- The Washington Times - Tuesday, February 11, 2003

Mutual fund investors long have been advised to strive for diversification in their portfolios, but that goal may seem difficult for a brand-new investor or one who has just a few thousand dollars to invest.
No matter how experienced you are, or how big your investment, you still can put together a diversified portfolio with a variety of funds such as large-, mid- and small-capitalization, as well as domestic and international and stock and bond funds.
Smaller investors seeking diversification may want to start with so-called life-cycle mutual funds, said Eric Tyson, author of “Mutual Funds for Dummies.”
These funds are labeled by date, so investors select them based on when they plan to retire. A 20-something investor, for example, would buy a 2040 fund, which right now would comprise mostly stocks but would decrease its equity position and increase its bond holdings as retirement nears.
Along the same lines, there are also life-stage funds, although these don’t automatically change their holdings over the years. It is up to investors to move to other funds as they get older.
Many fund families, including Vanguard Group and Fidelity Investments, offer life-cycle and life-stage funds.
Mr. Tyson also recommends smaller investors look at balanced funds, which hold both equities and bonds.

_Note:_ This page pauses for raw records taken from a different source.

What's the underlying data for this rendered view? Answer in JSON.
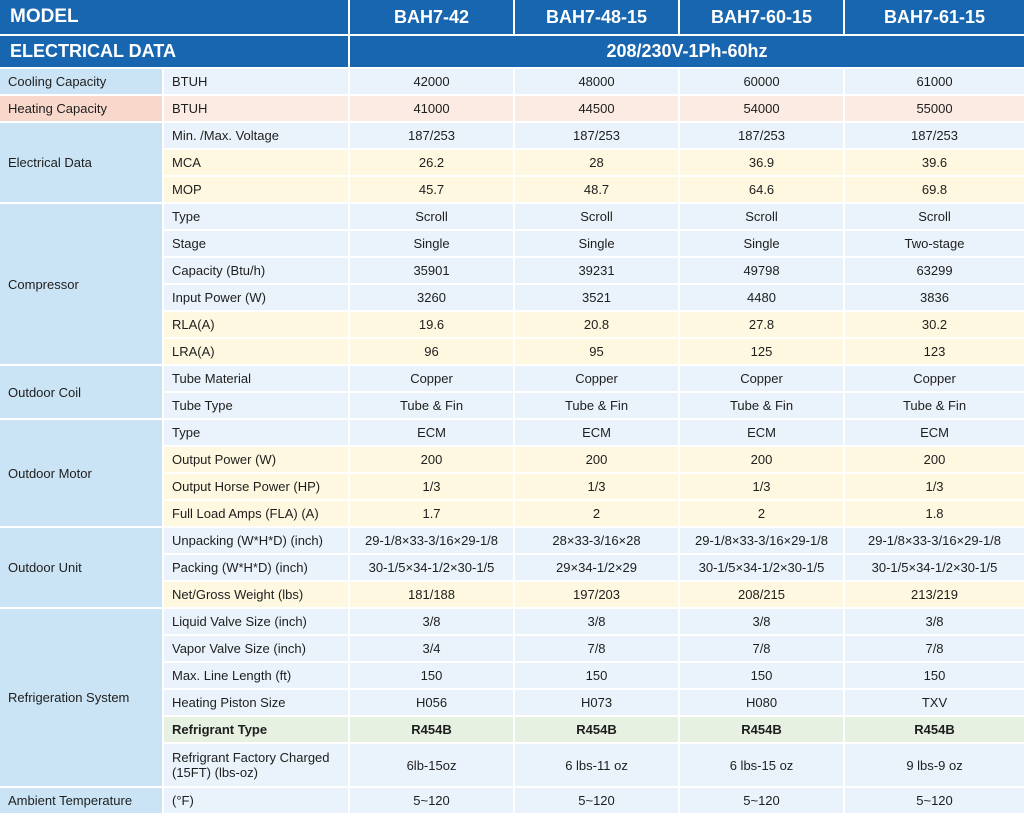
{
  "table": {
    "model_label": "MODEL",
    "models": [
      "BAH7-42",
      "BAH7-48-15",
      "BAH7-60-15",
      "BAH7-61-15"
    ],
    "electrical_label": "ELECTRICAL DATA",
    "electrical_value": "208/230V-1Ph-60hz",
    "groups": [
      {
        "name": "Cooling Capacity",
        "rows": [
          {
            "label": "BTUH",
            "values": [
              "42000",
              "48000",
              "60000",
              "61000"
            ]
          }
        ]
      },
      {
        "name": "Heating Capacity",
        "rows": [
          {
            "label": "BTUH",
            "values": [
              "41000",
              "44500",
              "54000",
              "55000"
            ]
          }
        ]
      },
      {
        "name": "Electrical Data",
        "rows": [
          {
            "label": "Min. /Max. Voltage",
            "values": [
              "187/253",
              "187/253",
              "187/253",
              "187/253"
            ]
          },
          {
            "label": "MCA",
            "values": [
              "26.2",
              "28",
              "36.9",
              "39.6"
            ]
          },
          {
            "label": "MOP",
            "values": [
              "45.7",
              "48.7",
              "64.6",
              "69.8"
            ]
          }
        ]
      },
      {
        "name": "Compressor",
        "rows": [
          {
            "label": "Type",
            "values": [
              "Scroll",
              "Scroll",
              "Scroll",
              "Scroll"
            ]
          },
          {
            "label": "Stage",
            "values": [
              "Single",
              "Single",
              "Single",
              "Two-stage"
            ]
          },
          {
            "label": "Capacity (Btu/h)",
            "values": [
              "35901",
              "39231",
              "49798",
              "63299"
            ]
          },
          {
            "label": "Input Power (W)",
            "values": [
              "3260",
              "3521",
              "4480",
              "3836"
            ]
          },
          {
            "label": "RLA(A)",
            "values": [
              "19.6",
              "20.8",
              "27.8",
              "30.2"
            ]
          },
          {
            "label": "LRA(A)",
            "values": [
              "96",
              "95",
              "125",
              "123"
            ]
          }
        ]
      },
      {
        "name": "Outdoor Coil",
        "rows": [
          {
            "label": "Tube Material",
            "values": [
              "Copper",
              "Copper",
              "Copper",
              "Copper"
            ]
          },
          {
            "label": "Tube Type",
            "values": [
              "Tube & Fin",
              "Tube & Fin",
              "Tube & Fin",
              "Tube & Fin"
            ]
          }
        ]
      },
      {
        "name": "Outdoor Motor",
        "rows": [
          {
            "label": "Type",
            "values": [
              "ECM",
              "ECM",
              "ECM",
              "ECM"
            ]
          },
          {
            "label": "Output Power (W)",
            "values": [
              "200",
              "200",
              "200",
              "200"
            ]
          },
          {
            "label": "Output Horse Power (HP)",
            "values": [
              "1/3",
              "1/3",
              "1/3",
              "1/3"
            ]
          },
          {
            "label": "Full Load Amps (FLA) (A)",
            "values": [
              "1.7",
              "2",
              "2",
              "1.8"
            ]
          }
        ]
      },
      {
        "name": "Outdoor Unit",
        "rows": [
          {
            "label": "Unpacking (W*H*D) (inch)",
            "values": [
              "29-1/8×33-3/16×29-1/8",
              "28×33-3/16×28",
              "29-1/8×33-3/16×29-1/8",
              "29-1/8×33-3/16×29-1/8"
            ]
          },
          {
            "label": "Packing  (W*H*D) (inch)",
            "values": [
              "30-1/5×34-1/2×30-1/5",
              "29×34-1/2×29",
              "30-1/5×34-1/2×30-1/5",
              "30-1/5×34-1/2×30-1/5"
            ]
          },
          {
            "label": "Net/Gross Weight  (lbs)",
            "values": [
              "181/188",
              "197/203",
              "208/215",
              "213/219"
            ]
          }
        ]
      },
      {
        "name": "Refrigeration System",
        "rows": [
          {
            "label": "Liquid Valve Size (inch)",
            "values": [
              "3/8",
              "3/8",
              "3/8",
              "3/8"
            ]
          },
          {
            "label": "Vapor Valve Size (inch)",
            "values": [
              "3/4",
              "7/8",
              "7/8",
              "7/8"
            ]
          },
          {
            "label": "Max. Line Length (ft)",
            "values": [
              "150",
              "150",
              "150",
              "150"
            ]
          },
          {
            "label": "Heating Piston Size",
            "values": [
              "H056",
              "H073",
              "H080",
              "TXV"
            ]
          },
          {
            "label": "Refrigrant Type",
            "values": [
              "R454B",
              "R454B",
              "R454B",
              "R454B"
            ]
          },
          {
            "label": "Refrigrant Factory Charged (15FT) (lbs-oz)",
            "values": [
              "6lb-15oz",
              "6 lbs-11 oz",
              "6 lbs-15 oz",
              "9 lbs-9 oz"
            ]
          }
        ]
      },
      {
        "name": "Ambient Temperature",
        "rows": [
          {
            "label": "(°F)",
            "values": [
              "5~120",
              "5~120",
              "5~120",
              "5~120"
            ]
          }
        ]
      }
    ]
  },
  "colors": {
    "header_blue": "#1866b0",
    "group_blue": "#cbe4f5",
    "group_heating": "#f9d8cc",
    "row_light_blue": "#eaf3fb",
    "row_cream": "#fdf8df",
    "row_pink": "#fbebe3",
    "row_green": "#e6f1e2"
  }
}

Employer-sponsored 401(k) plans also present opportunities for diversification but investors need to guard against holding too much of their company’s own stock. The collapse of Enron Corp. drove that lesson home: When Enron filed for bankruptcy protection in December 2001, its workers lost about $1 billion in retirement savings that were largely invested in company stock.
Investment pros generally say investors should devote no more than 15 percent of their portfolios to any particular stock, or even a particular asset class such as large-cap growth funds or small-cap value funds.
Many investors have too much invested in large-cap mutual funds, which own shares of the largest companies, such as Microsoft Corp. and General Electric Co, said Paul Merriman, president of Merriman Asset Management in Seattle and publisher of Fund-Advice.com.
Large-caps were preferred because this sector helped fuel the late 1990s bull market. But that ride was an anomaly, Mr. Merriman said, as large-cap stocks for the most part have underperformed their small-cap counterparts in the long term. The reason is that there is less risk to investing in bigger companies, and thus the reward is smaller.
“We should not expect to get higher returns in lower-risk investments,” he said.
Mr. Merriman recommends a systematic approach to diversification in which investors choose different asset classes over the course of nine years. The plan works best for investors with individual retirement accounts, because, unlike 401(k) investors limited to the options chosen by their employers, they can pick any funds they want.
The nine classes to which Mr. Merriman advises investors commit over the years in order of when they should start are: U.S. small-cap value, international small-cap value, U.S. large-cap value, international large-cap value, emerging markets, U.S. small-cap blend, international small-cap, international large-cap, and U.S. large-cap.